Jeep Renegade long-term test review: areas to improve

Jeep Renegade long-term test review

It does much well but here are some things it could do better

Having lived with the Renegade for six months now, I’ve been impressed by its talents.

However, I have started to put together a wishlist of ‘improvements’ that would make it absolutely perfect for my needs – which are, I admit, fairly specific.

For a start, I need the boot to be at least 100mm longer. I know that is quite a demand, considering the car’s dimensions, but it wouldn’t need to affect the wheelbase. Although its short overhangs are an advantage during parking, it leaves a bit to be desired when it comes to boot space.

I carry bulky camera bags and because the rear wheel arches impinge on the internal space, I often resort to stowing some of my kit on the back seats. I usually carry only one passenger at most, but I can imagine the Tetris-style challenge a 2+3 family would have to endure when making, say, a trip to the beach.The height-adjustable boot floor would be useful but for the fact that my Renegade carries a full-sized spare alloy wheel in its lower cavity. I’d be very thankful of the spare if I ever had an emergency, but I can’t help but wonder if Jeep could have recessed it further to allow more depth and space in the boot.
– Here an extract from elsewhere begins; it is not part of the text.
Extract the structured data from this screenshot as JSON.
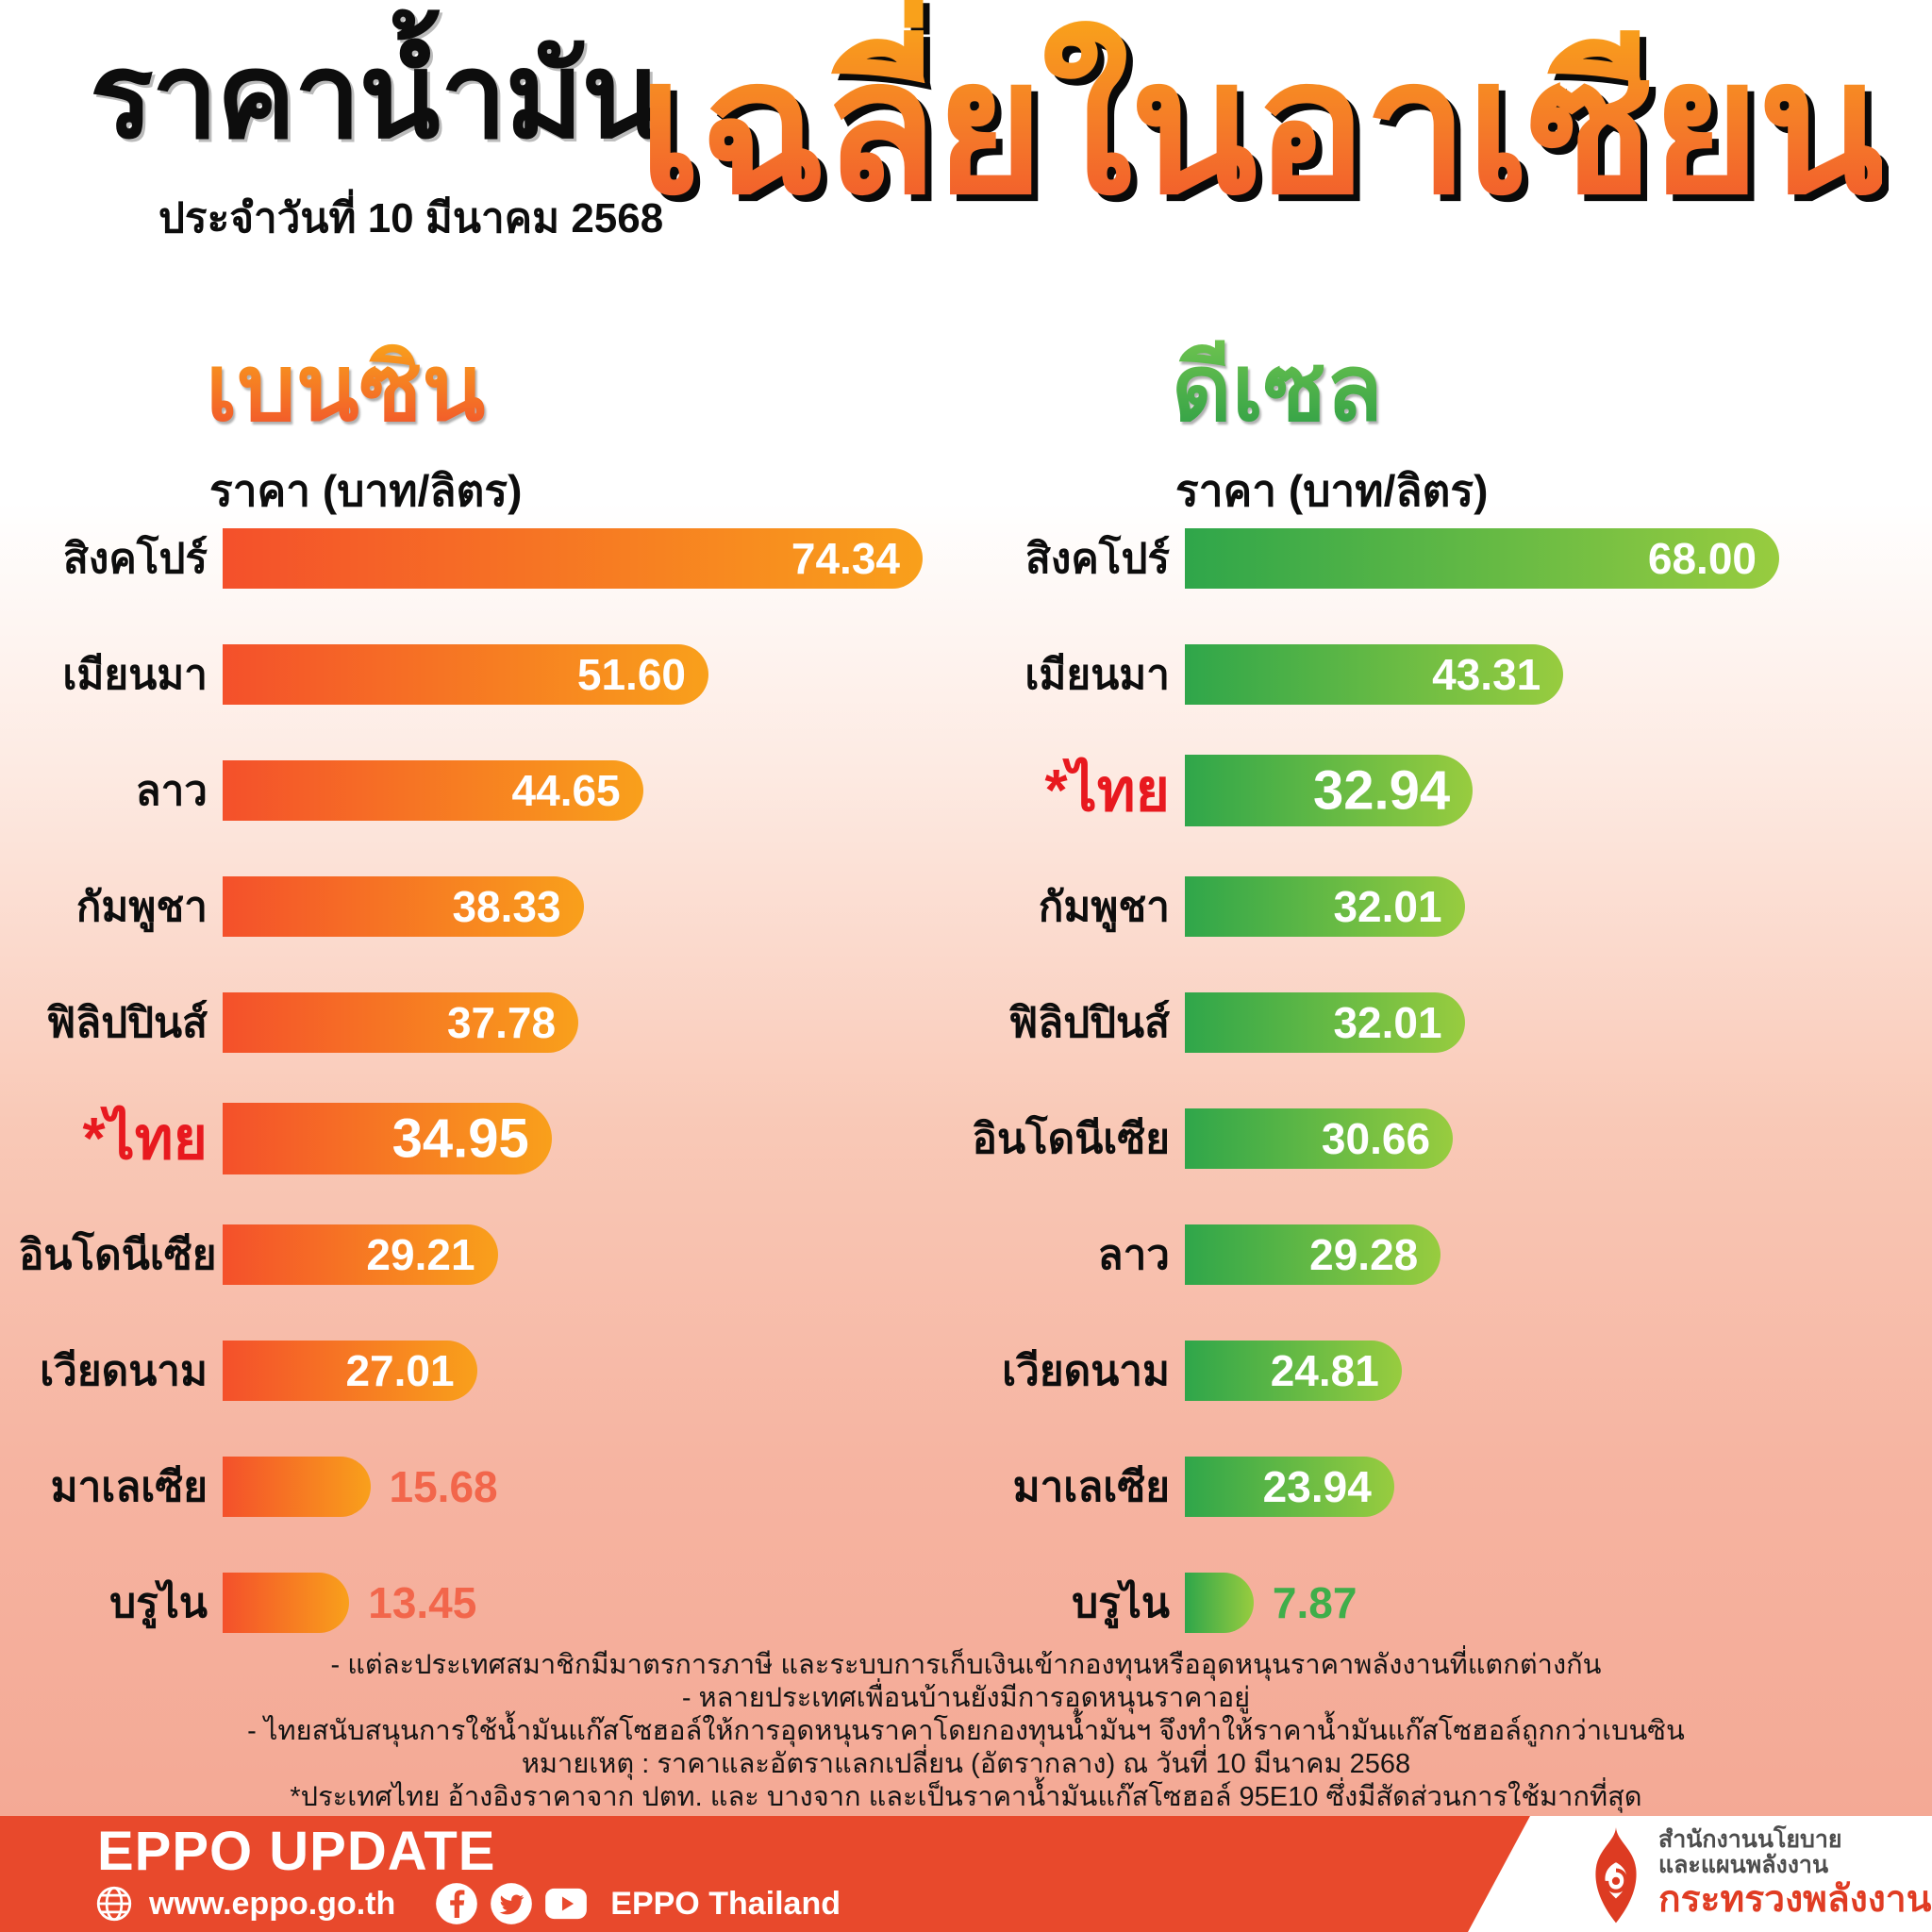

Cabin noise really needs to be improved, too. At 70mph, it is one of the noisiest vehicles I’ve driven and I find I have to really crank up the stereo to drown out the road roar.

Also, although the tall, boxy frame allows a lot of light to pour into the cabin and enhances the sense of space, the amount of side-on glare you get on bright sunny days is off-putting. Neither the sunvisor nor sunglasses do much to help. I don’t understand why manufacturers can’t employ a roller-blind-style system that can be pulled down a bit further but folds away into the rooflining when not in use. No car driver needs a vanity mirror on a sunvisor because they have smartphone cameras.

The Renegade’s powertrain could also do with more refinement when the car is idling at junctions and traffic lights. If the stop/start system doesn’t engage and you wait with your foot on the brake, the car vibrates and feels like it is trying to lurch forward like an over-eager Jack Russell straining against a leash.


Price £28,595 Price as tested £30,460 Economy 38.4mpg Faults Forward Collision Warning system (now fixed) Expenses None Mileage 12,045


After my most recent report about the disabled Forward Collision Warning (FCW) system needing repairs following an impact with a pheasant, our Renegade has been back to Jeep HQ to be fixed. The autonomous emergency braking sensor was replaced at a cost of £526.23, not including a day’s labour.

I must correct something that I was told by a Jeep dealer representative: there isn’t just one ‘master’ technician in the UK with the training to repair FCW systems. It is, though, a more niche repair, but only because the technical kit needed to calibrate the system is very specialised.

There’s no doubt that safety is paramount and any technology that can prevent collisions or injuries should certainly be fitted to as many cars as possible – and not just as optional extras. However, the cost of repairs can be extremely high.

The likelihood of such a situation arising is that your insurer would foot the bill and your premium might be affected come renewal time. The true cost of repairs becomes difficult to ascertain, because what insurers are charged and what they pass on to you will differ.

These advanced systems are double-edged swords. They are reassuring, of course, but the cost of such technology is no doubt one reason car insurance bills are rising.


Price £28,595 Price as tested £30,460 Economy 38.4mpg Faults Forward Collision Warning system (now fixed) Expenses None Mileage 11,450


The other day I was driving along the A33 in the Renegade when a pheasant ran out of a roadside bush and into the road. I tried to dodge the bird but we collided. I pulled over to check for damage to the car, but there was nothing, not even a feather. I breathed a sigh of relief.

Then, as I turned the car back on, a heard a ‘bing’ and the warning light for the Forward Collision Warning (FCW) system came on. I dug through the handbook, which redirected me to the infotainment menu. After a deep dive of the vehicle settings, I discovered that I couldn’t turn the warning off.

So I rang a helpline that put me through to Italy, from where I was redirected to my local Jeep dealership, three miles away. They booked me in the following day to have the issue looked at.

After an inspection, the service assistant presented me with an estimate that amounted to almost £900. My jaw hit the floor.

I couldn’t believe how this had escalated so quickly from a warning light that seemingly needed just a software reset to actually needing a full day’s worth of labour and special parts that would have to be ordered from Italy.

Considering that, from the outside, there wasn’t a scratch in sight, I questioned what exactly the problem was. The service assistant told me that the sensor behind the plastic bumper had shattered and that the corresponding unit in the windscreen above the rearview mirror would also have to be replaced because they are apparently “calibrated together”, but the kicker is that Jeep currently has only one technician in the UK who can fix FCW systems.

The Jeep is fully driveable with the FCW system disabled, so long as you can ignore the chimes and warning messages every time you start up.